I have one watch which is really precious to me – I’m wearing it now actually. It’s a Jaeger-LeCoultre, and it was bequeathed to me by the amazing Marjan Unger, with whom I was lucky enough to write a book called Jewellery Matters– released last year. To be given a watch by a woman whom I respect so much and who was such an influential art historian in the Netherlands is truly special. She really understood the personal aspect of jewellery – to have something personal of hers is, therefore, a great honour.
On the topic of why jewellery matters – what period of jewellery history do you personally find most interesting?

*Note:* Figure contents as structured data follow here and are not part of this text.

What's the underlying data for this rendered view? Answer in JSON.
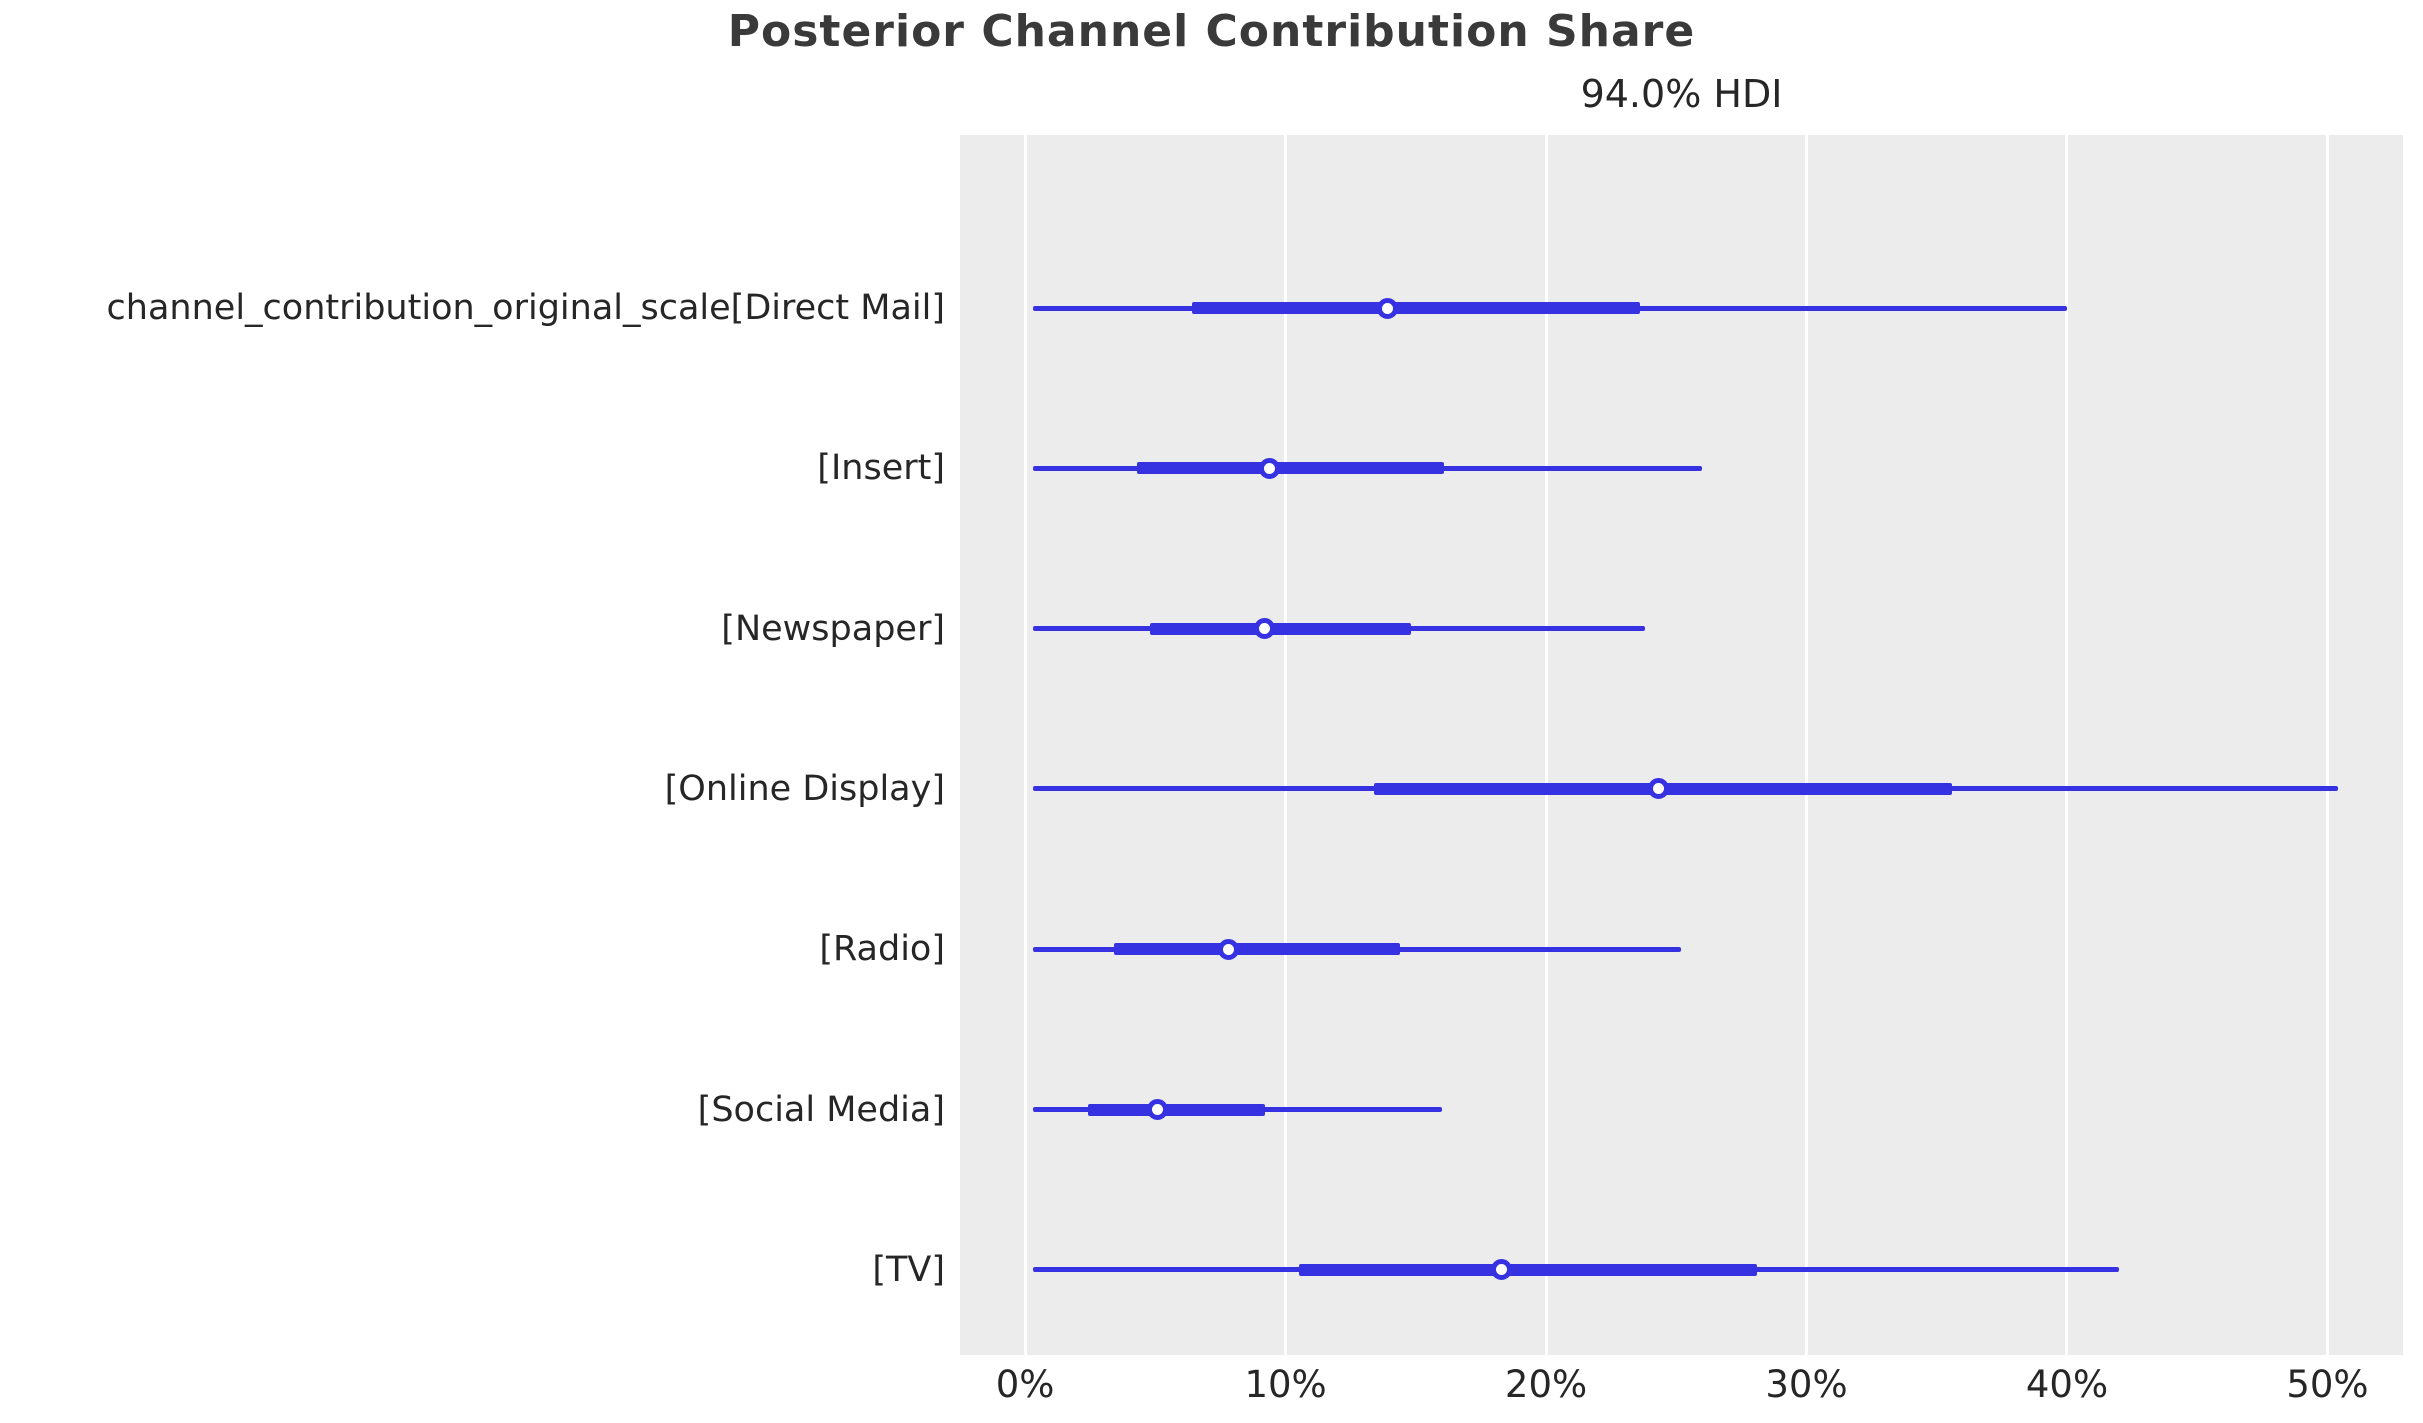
{
  "title": "Posterior Channel Contribution Share",
  "subtitle": "94.0% HDI",
  "colors": {
    "line": "#3632E2",
    "plot_bg": "#ECECEC",
    "grid": "#FFFFFF",
    "title_text": "#3A3A3A",
    "tick_text": "#262626",
    "figure_bg": "#FFFFFF"
  },
  "chart_data": {
    "type": "forest",
    "title": "Posterior Channel Contribution Share",
    "subtitle": "94.0% HDI",
    "hdi_probability": "94.0%",
    "legend": "none",
    "grid": "vertical-white-on-gray",
    "x_axis": {
      "unit": "%",
      "tick_values": [
        0,
        10,
        20,
        30,
        40,
        50
      ],
      "tick_labels": [
        "0%",
        "10%",
        "20%",
        "30%",
        "40%",
        "50%"
      ],
      "axis_min": -2.5,
      "axis_max": 52.9
    },
    "rows": [
      {
        "label": "channel_contribution_original_scale[Direct Mail]",
        "channel": "Direct Mail",
        "hdi_94_low": 0.3,
        "quartile_low": 6.4,
        "median": 13.9,
        "quartile_high": 23.6,
        "hdi_94_high": 40.0
      },
      {
        "label": "[Insert]",
        "channel": "Insert",
        "hdi_94_low": 0.3,
        "quartile_low": 4.3,
        "median": 9.4,
        "quartile_high": 16.1,
        "hdi_94_high": 26.0
      },
      {
        "label": "[Newspaper]",
        "channel": "Newspaper",
        "hdi_94_low": 0.3,
        "quartile_low": 4.8,
        "median": 9.2,
        "quartile_high": 14.8,
        "hdi_94_high": 23.8
      },
      {
        "label": "[Online Display]",
        "channel": "Online Display",
        "hdi_94_low": 0.3,
        "quartile_low": 13.4,
        "median": 24.3,
        "quartile_high": 35.6,
        "hdi_94_high": 50.4
      },
      {
        "label": "[Radio]",
        "channel": "Radio",
        "hdi_94_low": 0.3,
        "quartile_low": 3.4,
        "median": 7.8,
        "quartile_high": 14.4,
        "hdi_94_high": 25.2
      },
      {
        "label": "[Social Media]",
        "channel": "Social Media",
        "hdi_94_low": 0.3,
        "quartile_low": 2.4,
        "median": 5.1,
        "quartile_high": 9.2,
        "hdi_94_high": 16.0
      },
      {
        "label": "[TV]",
        "channel": "TV",
        "hdi_94_low": 0.3,
        "quartile_low": 10.5,
        "median": 18.3,
        "quartile_high": 28.1,
        "hdi_94_high": 42.0
      }
    ]
  }
}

Gosh, that is an unfair question to ask considering I am responsible for a collection spanning from the late Medieval period to 2017! In all seriousness, I have a weak spot for jewellery from the second half of the 16th and the early 17th century. They often show a gorgeous balance between exquisite gold work, 3D enamelling or encrusted enamelling, baroque pearls and colourful gemstones. Combined with religion, symbolism, humour and fantasy, this makes them really interesting to both study and restore.
If there was (heaven forbid) a fire in the Rijksmuseum and you could save but one item, what would it be?
That is a tough question, but I think it would be a superb large watch made for the marriage of Prince William of Orange to Mary Stuart in 1641. This watch is so important because it represents the coming together of the Dutch and English crowns. It was ordered from Paris – its place of production is actually clearly stated on the fusée movement, which has a verge escapement with balance wheel.
It is signed by Antoine Masurier, a maker recorded in Paris between 1637 and 1649. However, the artist central to this piece’s beauty was the famous Henry Toutin, who decorated both the case’s interior and exterior. It is quite rare for a watch to display its creator’s name at all during this period; showing both names not only demonstrates the significance of this piece, but also the recognition and status that came with Toutin’s name. On the dial, a woman and a man are being presented with flowers – this depicts the young couple, whose marriage in a Gothic church is shown on the inside of the cover.
On the watch’s posterior side, the couple are depicted being carried across the sea by Neptune. Cherubs are gifting the pair flowers, and on the shore five women await their arrival with the arms of the provinces of Holland, Zeeland, Utrecht and Guelders. This Classically inspired scene symbolises the young William bringing his bride from English to Dutch shores.
Is this watch’s artistry of an especially high calibre when compared to other fine examples of the time?
What makes this watch so special is not only its historical importance but also the artist’s name attached to it: Henry Toutin. It is not known who ordered the watch, but it was conceivably a gift from Mary’s father, Charles I. Henry Toutin’s talents were certainly admired at the court of Charles I, but Toutin also worked for the Dutch court for a period in The Hague, making it possible that the Stadtholder commissioned the watch.
The beauty of Toutin’s enamelling and the intricacy of the watch’s movement, construction and materials make it a fine exemplar of French watchmaking at the time. Considering this, as well as the watch’s role as a symbol of Dutch and English unification, this watch is decidedly unique.
What role do you think watches play in the jewellery family?
“Watches not only have that personal, bodily connection that makes jewellery interesting as a whole – they also measure time. Who owned the means of telling the time, how they displayed this privilege, and the way in which their device linked art, metalwork, science and politics is uniquely fascinating. They are pretty special objects.